The Baltimore Sun said a police spokesman reported that two men attacked a manager at the restaurant at about 4:30 p.m., cutting his chin with a knife. Doss, aka the Dark Knight, intervened and the two attackers fled.

Afterward, Doss tweeted: "Jus had to break up a fight at five guys. Baltimore is too ratchet!!!"

Indeed, Baltimore may be "too ratchet," but not for our fearless crime-fighter.

A few hours later, the fourth-round draft pick caught two passes, gained 28 yards, and had zero assault breakups vs. Washington.

Behind the times
In an interview with ESPN.com, Southern California coach Lane Kiffin said it was "almost impossible" for the Raiders to win with Al Davis running the organization.

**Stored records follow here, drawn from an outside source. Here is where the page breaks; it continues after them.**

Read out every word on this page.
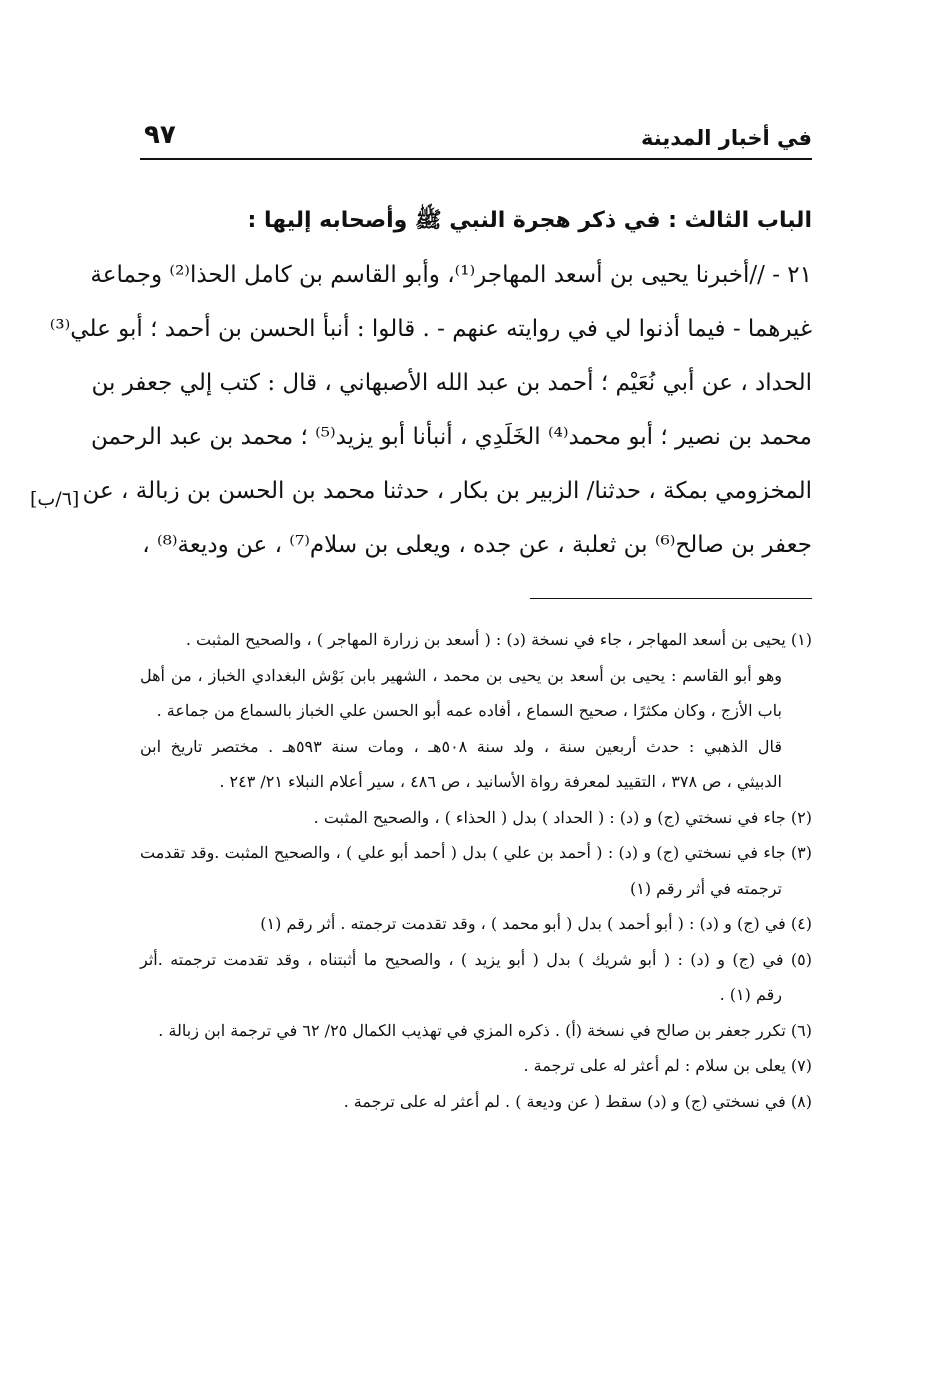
في أخبار المدينة
٩٧
الباب الثالث : في ذكر هجرة النبي ﷺ وأصحابه إليها :
٢١ - //أخبرنا يحيى بن أسعد المهاجر⁽¹⁾، وأبو القاسم بن كامل الحذا⁽²⁾ وجماعة
غيرهما - فيما أذنوا لي في روايته عنهم - . قالوا : أنبأ الحسن بن أحمد ؛ أبو علي⁽³⁾
الحداد ، عن أبي نُعَيْم ؛ أحمد بن عبد الله الأصبهاني ، قال : كتب إلي جعفر بن
محمد بن نصير ؛ أبو محمد⁽⁴⁾ الخَلَدِي ، أنبأنا أبو يزيد⁽⁵⁾ ؛ محمد بن عبد الرحمن
المخزومي بمكة ، حدثنا/ الزبير بن بكار ، حدثنا محمد بن الحسن بن زبالة ، عن
جعفر بن صالح⁽⁶⁾ بن ثعلبة ، عن جده ، ويعلى بن سلام⁽⁷⁾ ، عن وديعة⁽⁸⁾ ،
[٦/ب]
(١) يحيى بن أسعد المهاجر ، جاء في نسخة (د) : ( أسعد بن زرارة المهاجر ) ، والصحيح المثبت .
وهو أبو القاسم : يحيى بن أسعد بن يحيى بن محمد ، الشهير بابن بَوْش البغدادي الخباز ، من أهل
باب الأزج ، وكان مكثرًا ، صحيح السماع ، أفاده عمه أبو الحسن علي الخباز بالسماع من جماعة .
قال الذهبي : حدث أربعين سنة ، ولد سنة ٥٠٨هـ ، ومات سنة ٥٩٣هـ . مختصر تاريخ ابن
الدبيثي ، ص ٣٧٨ ، التقييد لمعرفة رواة الأسانيد ، ص ٤٨٦ ، سير أعلام النبلاء ٢١/ ٢٤٣ .
(٢) جاء في نسختي (ج) و (د) : ( الحداد ) بدل ( الحذاء ) ، والصحيح المثبت .
(٣) جاء في نسختي (ج) و (د) : ( أحمد بن علي ) بدل ( أحمد أبو علي ) ، والصحيح المثبت .وقد تقدمت
ترجمته في أثر رقم (١)
(٤) في (ج) و (د) : ( أبو أحمد ) بدل ( أبو محمد ) ، وقد تقدمت ترجمته . أثر رقم (١)
(٥) في (ج) و (د) : ( أبو شريك ) بدل ( أبو يزيد ) ، والصحيح ما أثبتناه ، وقد تقدمت ترجمته .أثر
رقم (١) .
(٦) تكرر جعفر بن صالح في نسخة (أ) . ذكره المزي في تهذيب الكمال ٢٥/ ٦٢ في ترجمة ابن زبالة .
(٧) يعلى بن سلام : لم أعثر له على ترجمة .
(٨) في نسختي (ج) و (د) سقط ( عن وديعة ) . لم أعثر له على ترجمة .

Kiffin was fired as Oakland's coach in 2008, four games into his second season. At a memorable news conference to discuss the move, Davis used an overhead projector to show reporters a letter he wrote to Kiffin that called the coach "immature" and accused him of a "destructive campaign" to hurt the Raiders.

Kiffin said the overhead projector was a fitting symbol of how the Raiders have fallen behind the rest of the NFL under Davis' stewardship.

"You're waiting for [Davis] to wake up and come to work at 2 o'clock in the afternoon to make decisions that the rest of the league is making at 6 o'clock in the morning," Kiffin said.

(Left unsaid in the ESPN.com interview was how telling another line in Davis' letter was — the one in which he said JaMarcus Russell was "a great player.")

Back at home
The Minnesota Vikings will host the Dallas Cowboys Saturday night in their first game at Mall of America Field since a snowstorm tore a hole in the roof in December.

Of course, now that the Vikings have Donovan McNabb at quarterback, they'll have to worry about holes being punched in the turf five feet in front of intended receivers.

News of note
U.S. District Judge Susan Richard Nelson in St. Paul, Minn., issued an order on Friday that formally dismissed the antitrust lawsuit brought against the league by a group of players headlined by New England Patriots quarterback Tom Brady. ... Defensive tackle Kyle Williams agreed to a six-year contract extension with the Buffalo Bills. The deal is potentially worth $39 million, a person familiar with the contract said. ... The NFL is donating $1 million to the new memorial to Martin Luther King Jr. on Washington's National Mall. ... The Tennessee Titans agreed to a contract with ex-Eagles receiver Kevin Curtis.